Personal Independence Payment

(asked on 21st February 2022) - View Source

Question to the Department for Work and Pensions:

To ask the Secretary of State for Work and Pensions, if she will make an assessment of the potential merits of changing personal independence payment (PIP) criteria so that people with worsening health conditions who did not receive the mobility component of PIP prior to reaching retirement age can claim that component (a) on and (b) after reaching retirement age in the event that their health condition worsens.


Answered by
Chloe Smith Portrait
Chloe Smith
This question was answered on 24th February 2022

The aim of Personal Independence Payment (PIP) is to focus additional help with the extra costs of disability on people who become severely disabled earlier in life and who, as a consequence, face limited opportunities to work, earn and save compared with other people. Once PIP has been awarded, and subject to the conditions of entitlement continuing to be met, it can continue in payment after reaching State Pension age (SPa).

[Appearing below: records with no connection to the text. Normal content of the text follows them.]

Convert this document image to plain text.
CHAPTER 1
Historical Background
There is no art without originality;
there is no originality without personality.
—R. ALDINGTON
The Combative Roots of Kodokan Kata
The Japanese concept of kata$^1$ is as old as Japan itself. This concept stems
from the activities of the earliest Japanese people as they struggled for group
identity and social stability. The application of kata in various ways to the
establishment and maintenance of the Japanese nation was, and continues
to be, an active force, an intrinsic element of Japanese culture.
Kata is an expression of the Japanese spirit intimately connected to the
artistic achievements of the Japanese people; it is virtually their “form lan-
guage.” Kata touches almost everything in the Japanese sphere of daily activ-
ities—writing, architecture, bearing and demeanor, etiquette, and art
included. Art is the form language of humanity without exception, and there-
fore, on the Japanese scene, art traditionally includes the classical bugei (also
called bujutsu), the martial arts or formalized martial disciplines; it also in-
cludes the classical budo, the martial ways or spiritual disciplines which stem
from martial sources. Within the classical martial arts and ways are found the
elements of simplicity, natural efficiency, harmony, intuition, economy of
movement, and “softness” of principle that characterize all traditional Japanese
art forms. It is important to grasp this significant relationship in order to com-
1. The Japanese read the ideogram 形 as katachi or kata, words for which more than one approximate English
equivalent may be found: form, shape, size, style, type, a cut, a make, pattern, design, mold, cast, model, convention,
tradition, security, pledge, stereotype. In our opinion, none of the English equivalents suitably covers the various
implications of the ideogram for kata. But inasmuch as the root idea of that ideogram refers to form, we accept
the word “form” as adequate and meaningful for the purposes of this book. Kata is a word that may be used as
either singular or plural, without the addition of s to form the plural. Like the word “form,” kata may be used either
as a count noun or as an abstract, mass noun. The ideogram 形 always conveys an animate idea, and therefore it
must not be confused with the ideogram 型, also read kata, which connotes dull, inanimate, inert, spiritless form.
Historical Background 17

It is normal for social security schemes to contain different provisions for people at different stages of their lives, which reflect varying priorities and circumstances. For PIP, claimants who are in receipt of the benefit when they reach SPa can continue to receive it after that point but cannot establish a new entitlement to the mobility component or receive a higher award of the mobility component if they were receiving the standard rate. This was also the case for Disability Living Allowance which PIP replaces.

These rules recognise that developing mobility needs is a common and foreseeable feature of the ageing process and puts PIP recipients in the same position as someone over State Pension age who claims Attendance Allowance which does not have a mobility component.

We have no plans to review these rules.